Knud Hvidberg (1927–1986) was a self-taught artist whose practice evolved in dialogue with Concrete art. He lived most of his life in Copenhagen. A prolonged journey to India in 1967 proved formative for the development of his visual language, while a later stay in Rome deepened his engagement with ornamentation and the use of gold leaf. Throughout his career, Hvidberg maintained a sustained interest in sacred symbolic systems. This inquiry unfolded across several artistic phases, during which he drew inspiration from sources including Inca culture, Rastafarian culture, and the yantras and mandalas of tantric and yogic traditions. Both Hvidberg and Lockenwitz were connected to the spiritual milieu in Gylling that formed around the Indian guru Swami Narayanananda. His works are held in the collections of KUNSTEN Museum of Modern Art Aalborg, Randers Kunstmuseum, HEART – Herning Museum of Contemporary Art, the National Gallery of Denmark (SMK), and Brandts, among others.
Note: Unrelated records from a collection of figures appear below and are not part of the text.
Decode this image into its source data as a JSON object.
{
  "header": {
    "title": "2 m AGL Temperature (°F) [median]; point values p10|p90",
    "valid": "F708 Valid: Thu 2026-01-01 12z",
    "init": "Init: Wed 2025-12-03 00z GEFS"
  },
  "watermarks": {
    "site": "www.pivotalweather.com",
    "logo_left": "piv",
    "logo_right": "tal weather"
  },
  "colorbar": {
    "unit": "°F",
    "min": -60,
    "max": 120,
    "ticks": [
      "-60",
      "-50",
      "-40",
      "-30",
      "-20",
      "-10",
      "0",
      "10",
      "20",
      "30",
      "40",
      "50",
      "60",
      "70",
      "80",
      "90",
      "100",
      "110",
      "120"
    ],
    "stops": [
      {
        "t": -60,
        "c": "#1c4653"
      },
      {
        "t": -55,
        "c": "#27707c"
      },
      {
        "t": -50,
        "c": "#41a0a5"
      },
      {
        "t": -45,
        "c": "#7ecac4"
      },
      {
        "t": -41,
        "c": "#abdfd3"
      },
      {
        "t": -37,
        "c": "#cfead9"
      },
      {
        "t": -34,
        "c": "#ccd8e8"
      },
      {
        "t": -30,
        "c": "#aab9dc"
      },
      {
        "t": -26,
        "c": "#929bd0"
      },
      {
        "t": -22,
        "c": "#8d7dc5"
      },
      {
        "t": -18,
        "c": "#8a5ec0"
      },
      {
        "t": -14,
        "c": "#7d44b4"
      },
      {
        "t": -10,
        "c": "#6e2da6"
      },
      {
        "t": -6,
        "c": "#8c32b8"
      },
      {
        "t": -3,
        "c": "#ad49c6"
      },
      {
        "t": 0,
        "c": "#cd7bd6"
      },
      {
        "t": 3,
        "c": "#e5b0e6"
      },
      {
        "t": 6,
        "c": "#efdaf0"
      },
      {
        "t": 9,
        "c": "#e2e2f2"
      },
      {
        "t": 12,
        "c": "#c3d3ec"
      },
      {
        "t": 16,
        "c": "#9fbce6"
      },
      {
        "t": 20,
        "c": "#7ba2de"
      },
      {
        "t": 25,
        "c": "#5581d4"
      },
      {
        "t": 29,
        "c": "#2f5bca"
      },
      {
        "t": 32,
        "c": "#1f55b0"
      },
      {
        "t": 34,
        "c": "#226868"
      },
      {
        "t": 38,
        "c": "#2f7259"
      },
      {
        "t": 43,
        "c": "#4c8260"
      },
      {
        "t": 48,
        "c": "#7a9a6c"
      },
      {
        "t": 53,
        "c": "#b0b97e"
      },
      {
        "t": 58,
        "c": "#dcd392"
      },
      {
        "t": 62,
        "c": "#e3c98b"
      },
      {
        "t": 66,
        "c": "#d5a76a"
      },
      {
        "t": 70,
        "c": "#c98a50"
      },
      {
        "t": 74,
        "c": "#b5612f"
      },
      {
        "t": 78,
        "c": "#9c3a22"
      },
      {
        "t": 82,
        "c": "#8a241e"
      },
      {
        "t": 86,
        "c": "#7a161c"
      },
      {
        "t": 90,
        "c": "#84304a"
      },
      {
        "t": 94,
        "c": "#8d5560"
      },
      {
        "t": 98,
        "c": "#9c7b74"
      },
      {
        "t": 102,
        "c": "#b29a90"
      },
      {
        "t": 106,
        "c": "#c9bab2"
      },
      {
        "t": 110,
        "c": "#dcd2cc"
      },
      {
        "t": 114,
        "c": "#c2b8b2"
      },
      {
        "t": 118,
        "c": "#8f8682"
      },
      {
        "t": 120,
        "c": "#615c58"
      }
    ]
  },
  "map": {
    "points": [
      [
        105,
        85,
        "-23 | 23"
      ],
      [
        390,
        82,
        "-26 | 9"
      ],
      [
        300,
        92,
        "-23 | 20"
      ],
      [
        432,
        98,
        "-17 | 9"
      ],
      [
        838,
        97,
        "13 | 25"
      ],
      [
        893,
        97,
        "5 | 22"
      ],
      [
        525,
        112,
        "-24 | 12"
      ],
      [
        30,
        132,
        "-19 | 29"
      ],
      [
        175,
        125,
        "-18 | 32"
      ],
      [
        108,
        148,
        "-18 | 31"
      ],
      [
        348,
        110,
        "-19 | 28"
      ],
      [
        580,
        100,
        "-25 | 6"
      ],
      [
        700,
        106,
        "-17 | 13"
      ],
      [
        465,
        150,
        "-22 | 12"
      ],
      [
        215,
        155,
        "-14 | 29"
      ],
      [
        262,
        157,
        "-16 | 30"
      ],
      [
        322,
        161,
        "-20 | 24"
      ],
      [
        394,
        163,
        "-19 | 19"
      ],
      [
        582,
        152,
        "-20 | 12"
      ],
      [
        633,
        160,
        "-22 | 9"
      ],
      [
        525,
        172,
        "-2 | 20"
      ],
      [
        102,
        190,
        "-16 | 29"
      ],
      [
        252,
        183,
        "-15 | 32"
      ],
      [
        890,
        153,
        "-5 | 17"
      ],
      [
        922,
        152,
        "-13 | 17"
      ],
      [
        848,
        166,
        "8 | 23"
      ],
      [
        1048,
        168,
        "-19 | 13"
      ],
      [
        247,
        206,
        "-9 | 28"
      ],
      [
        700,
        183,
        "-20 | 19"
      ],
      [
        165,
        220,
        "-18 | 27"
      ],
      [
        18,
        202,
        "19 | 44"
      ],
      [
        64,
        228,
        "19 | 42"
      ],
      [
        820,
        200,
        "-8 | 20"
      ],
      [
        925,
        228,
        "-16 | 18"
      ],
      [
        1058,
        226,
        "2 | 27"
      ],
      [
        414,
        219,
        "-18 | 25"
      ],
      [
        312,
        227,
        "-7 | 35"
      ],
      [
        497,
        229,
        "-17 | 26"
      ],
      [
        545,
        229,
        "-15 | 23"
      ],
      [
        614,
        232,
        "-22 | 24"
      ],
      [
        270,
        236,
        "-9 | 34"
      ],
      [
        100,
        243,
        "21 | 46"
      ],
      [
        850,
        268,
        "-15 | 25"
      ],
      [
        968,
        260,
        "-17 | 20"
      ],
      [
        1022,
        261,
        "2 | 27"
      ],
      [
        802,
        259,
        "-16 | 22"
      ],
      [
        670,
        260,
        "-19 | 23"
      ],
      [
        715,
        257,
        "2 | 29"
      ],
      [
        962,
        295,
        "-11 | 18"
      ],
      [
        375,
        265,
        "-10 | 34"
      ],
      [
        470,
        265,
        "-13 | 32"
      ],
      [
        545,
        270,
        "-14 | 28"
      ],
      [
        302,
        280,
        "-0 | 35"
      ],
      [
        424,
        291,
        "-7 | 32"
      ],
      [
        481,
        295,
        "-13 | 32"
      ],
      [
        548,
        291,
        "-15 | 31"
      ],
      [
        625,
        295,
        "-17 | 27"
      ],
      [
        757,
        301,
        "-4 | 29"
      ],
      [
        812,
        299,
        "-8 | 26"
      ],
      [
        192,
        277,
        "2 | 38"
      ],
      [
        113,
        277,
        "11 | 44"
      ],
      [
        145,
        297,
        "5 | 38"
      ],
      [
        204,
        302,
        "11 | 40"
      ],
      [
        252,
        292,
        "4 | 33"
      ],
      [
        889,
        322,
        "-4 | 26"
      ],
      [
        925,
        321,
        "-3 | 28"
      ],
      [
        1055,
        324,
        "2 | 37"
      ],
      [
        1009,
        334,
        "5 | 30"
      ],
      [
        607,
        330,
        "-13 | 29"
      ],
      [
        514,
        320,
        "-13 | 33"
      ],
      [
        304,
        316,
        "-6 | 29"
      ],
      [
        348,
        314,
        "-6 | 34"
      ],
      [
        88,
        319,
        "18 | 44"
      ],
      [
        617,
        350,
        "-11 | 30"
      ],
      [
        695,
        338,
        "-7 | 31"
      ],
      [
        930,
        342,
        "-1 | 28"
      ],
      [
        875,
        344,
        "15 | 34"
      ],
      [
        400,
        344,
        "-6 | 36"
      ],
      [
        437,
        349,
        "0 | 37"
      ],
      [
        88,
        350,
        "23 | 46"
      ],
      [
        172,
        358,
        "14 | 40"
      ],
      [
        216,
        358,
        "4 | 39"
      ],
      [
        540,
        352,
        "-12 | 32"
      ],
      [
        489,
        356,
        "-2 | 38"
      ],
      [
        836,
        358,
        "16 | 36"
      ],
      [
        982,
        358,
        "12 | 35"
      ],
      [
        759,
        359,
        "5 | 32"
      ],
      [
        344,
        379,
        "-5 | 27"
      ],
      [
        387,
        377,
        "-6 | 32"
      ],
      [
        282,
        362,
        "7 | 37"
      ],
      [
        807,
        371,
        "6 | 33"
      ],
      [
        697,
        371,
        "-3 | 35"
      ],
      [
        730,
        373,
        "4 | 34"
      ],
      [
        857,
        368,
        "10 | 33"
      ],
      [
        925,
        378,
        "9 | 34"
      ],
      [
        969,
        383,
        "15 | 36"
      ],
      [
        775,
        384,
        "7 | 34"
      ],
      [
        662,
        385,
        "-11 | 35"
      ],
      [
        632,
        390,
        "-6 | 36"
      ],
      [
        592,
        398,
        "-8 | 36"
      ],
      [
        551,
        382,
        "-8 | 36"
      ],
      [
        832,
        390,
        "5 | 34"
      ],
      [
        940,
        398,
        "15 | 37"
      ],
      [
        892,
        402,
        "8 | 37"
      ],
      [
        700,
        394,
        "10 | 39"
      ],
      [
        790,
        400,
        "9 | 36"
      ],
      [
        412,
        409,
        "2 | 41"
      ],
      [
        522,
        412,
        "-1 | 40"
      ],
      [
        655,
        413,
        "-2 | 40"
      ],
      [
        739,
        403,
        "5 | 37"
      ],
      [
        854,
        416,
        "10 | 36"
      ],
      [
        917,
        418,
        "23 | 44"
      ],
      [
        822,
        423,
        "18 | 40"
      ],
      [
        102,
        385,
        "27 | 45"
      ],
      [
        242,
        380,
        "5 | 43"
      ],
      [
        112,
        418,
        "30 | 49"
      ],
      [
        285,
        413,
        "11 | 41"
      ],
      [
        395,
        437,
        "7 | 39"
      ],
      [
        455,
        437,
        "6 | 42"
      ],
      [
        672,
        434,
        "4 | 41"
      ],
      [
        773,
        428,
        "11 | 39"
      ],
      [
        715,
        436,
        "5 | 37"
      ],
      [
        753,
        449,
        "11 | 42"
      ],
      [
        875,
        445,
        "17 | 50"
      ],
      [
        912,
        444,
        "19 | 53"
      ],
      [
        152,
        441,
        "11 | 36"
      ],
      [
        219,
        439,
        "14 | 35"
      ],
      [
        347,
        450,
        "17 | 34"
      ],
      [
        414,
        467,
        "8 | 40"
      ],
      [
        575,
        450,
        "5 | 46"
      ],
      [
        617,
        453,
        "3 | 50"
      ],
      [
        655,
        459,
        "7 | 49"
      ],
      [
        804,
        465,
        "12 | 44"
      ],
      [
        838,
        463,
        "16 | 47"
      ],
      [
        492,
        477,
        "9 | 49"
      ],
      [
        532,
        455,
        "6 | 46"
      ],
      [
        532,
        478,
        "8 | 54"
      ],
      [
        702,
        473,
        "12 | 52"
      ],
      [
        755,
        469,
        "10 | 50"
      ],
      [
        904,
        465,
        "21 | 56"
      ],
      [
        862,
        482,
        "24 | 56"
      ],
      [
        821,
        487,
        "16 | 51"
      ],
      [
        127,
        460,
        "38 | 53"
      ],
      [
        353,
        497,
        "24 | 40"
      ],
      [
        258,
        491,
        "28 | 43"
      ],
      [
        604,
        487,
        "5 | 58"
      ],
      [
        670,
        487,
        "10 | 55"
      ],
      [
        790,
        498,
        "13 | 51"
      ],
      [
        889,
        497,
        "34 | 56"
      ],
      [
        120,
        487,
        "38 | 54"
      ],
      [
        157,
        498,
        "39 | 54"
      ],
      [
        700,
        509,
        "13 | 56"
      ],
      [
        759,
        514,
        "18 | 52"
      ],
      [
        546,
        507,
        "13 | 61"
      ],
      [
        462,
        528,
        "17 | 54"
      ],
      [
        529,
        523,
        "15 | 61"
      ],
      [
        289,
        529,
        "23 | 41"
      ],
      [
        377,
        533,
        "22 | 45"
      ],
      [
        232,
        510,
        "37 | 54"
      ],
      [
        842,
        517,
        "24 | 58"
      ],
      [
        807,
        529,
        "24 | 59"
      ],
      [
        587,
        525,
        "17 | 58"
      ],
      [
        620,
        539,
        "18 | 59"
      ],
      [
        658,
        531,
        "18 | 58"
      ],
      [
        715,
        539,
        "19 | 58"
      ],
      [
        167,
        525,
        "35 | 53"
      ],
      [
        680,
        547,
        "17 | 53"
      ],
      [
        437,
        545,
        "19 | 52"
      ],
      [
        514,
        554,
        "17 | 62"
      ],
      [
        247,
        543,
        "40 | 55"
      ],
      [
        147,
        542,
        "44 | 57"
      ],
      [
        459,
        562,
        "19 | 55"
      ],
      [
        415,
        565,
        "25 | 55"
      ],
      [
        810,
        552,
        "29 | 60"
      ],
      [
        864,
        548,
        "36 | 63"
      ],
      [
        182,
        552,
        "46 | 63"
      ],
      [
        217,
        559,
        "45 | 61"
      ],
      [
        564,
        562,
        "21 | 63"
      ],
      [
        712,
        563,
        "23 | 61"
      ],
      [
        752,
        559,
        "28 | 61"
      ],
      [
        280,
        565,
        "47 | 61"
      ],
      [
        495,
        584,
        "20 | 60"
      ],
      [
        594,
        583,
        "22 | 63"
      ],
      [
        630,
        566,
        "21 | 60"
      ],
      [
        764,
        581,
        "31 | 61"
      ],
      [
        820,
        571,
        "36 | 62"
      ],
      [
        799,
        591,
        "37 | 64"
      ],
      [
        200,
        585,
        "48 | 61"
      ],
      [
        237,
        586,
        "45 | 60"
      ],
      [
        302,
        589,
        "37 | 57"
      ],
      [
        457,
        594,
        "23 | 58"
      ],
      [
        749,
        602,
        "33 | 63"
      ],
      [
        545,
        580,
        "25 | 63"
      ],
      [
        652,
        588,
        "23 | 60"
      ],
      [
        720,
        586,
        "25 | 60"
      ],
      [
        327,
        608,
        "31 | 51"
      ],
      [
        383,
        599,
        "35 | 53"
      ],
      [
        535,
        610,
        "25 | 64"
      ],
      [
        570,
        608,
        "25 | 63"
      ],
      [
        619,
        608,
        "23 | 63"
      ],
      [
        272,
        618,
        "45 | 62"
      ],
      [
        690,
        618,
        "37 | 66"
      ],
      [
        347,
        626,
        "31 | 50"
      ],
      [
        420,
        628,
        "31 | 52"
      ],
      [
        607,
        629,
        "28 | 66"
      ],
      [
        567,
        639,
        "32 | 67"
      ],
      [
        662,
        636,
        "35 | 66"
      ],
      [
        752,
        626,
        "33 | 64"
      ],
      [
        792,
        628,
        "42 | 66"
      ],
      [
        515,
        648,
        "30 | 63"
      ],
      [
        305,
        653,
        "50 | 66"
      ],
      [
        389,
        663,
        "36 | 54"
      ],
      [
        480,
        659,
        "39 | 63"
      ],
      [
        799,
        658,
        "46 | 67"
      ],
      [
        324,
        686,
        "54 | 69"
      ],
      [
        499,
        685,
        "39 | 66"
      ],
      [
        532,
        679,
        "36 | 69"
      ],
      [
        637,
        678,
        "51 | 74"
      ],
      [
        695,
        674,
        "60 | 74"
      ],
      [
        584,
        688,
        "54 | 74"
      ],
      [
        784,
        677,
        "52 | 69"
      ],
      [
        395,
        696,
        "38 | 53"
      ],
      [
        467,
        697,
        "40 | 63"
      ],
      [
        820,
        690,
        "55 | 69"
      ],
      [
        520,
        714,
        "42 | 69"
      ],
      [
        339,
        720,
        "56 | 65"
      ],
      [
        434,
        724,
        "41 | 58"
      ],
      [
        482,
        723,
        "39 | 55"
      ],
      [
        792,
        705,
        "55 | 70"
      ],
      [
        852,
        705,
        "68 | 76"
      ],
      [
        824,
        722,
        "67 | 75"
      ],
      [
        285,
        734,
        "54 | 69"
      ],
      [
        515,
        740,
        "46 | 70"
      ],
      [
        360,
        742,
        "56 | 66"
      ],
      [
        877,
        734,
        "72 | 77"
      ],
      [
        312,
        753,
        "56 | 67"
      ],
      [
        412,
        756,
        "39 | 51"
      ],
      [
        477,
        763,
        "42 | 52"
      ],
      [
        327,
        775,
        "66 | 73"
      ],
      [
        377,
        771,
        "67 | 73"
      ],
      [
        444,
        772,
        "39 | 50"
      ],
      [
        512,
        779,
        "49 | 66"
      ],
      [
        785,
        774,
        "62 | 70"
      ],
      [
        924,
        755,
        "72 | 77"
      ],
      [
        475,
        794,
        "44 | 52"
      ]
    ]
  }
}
Maria Kjær Themsen (b. 1978) is a curator and art critic based in Vordingborg since 2016. She works as arts editor at the Danish newspaper Dagbladet Information and has written on contemporary art for Danish and international newspapers and magazines since the early 2000s. Alongside her critical work, she has curated numerous exhibitions, including Soil.Sickness.Society, which received the Bikuben Foundation Vision Award in 2021. For many years, her research has focused on the significance of esoteric currents within Western modernism — a subject she will address in a lecture during the exhibition period. She has practiced yoga since the mid-1990s and has been teaching since 2009, and has a particular interest in the tantric tradition. Maria Kjær Themsen is the author of several books on contemporary art, including the critically acclaimed Berørt: On Danish Art in the New Millennium. She is currently working on a new book about the earliest generation of women artists in Denmark, among them Kirsten Lockenwitz. She serves on a number of committees and boards and, as of January 2026, is chair of the Vordingborg Visual Arts Council.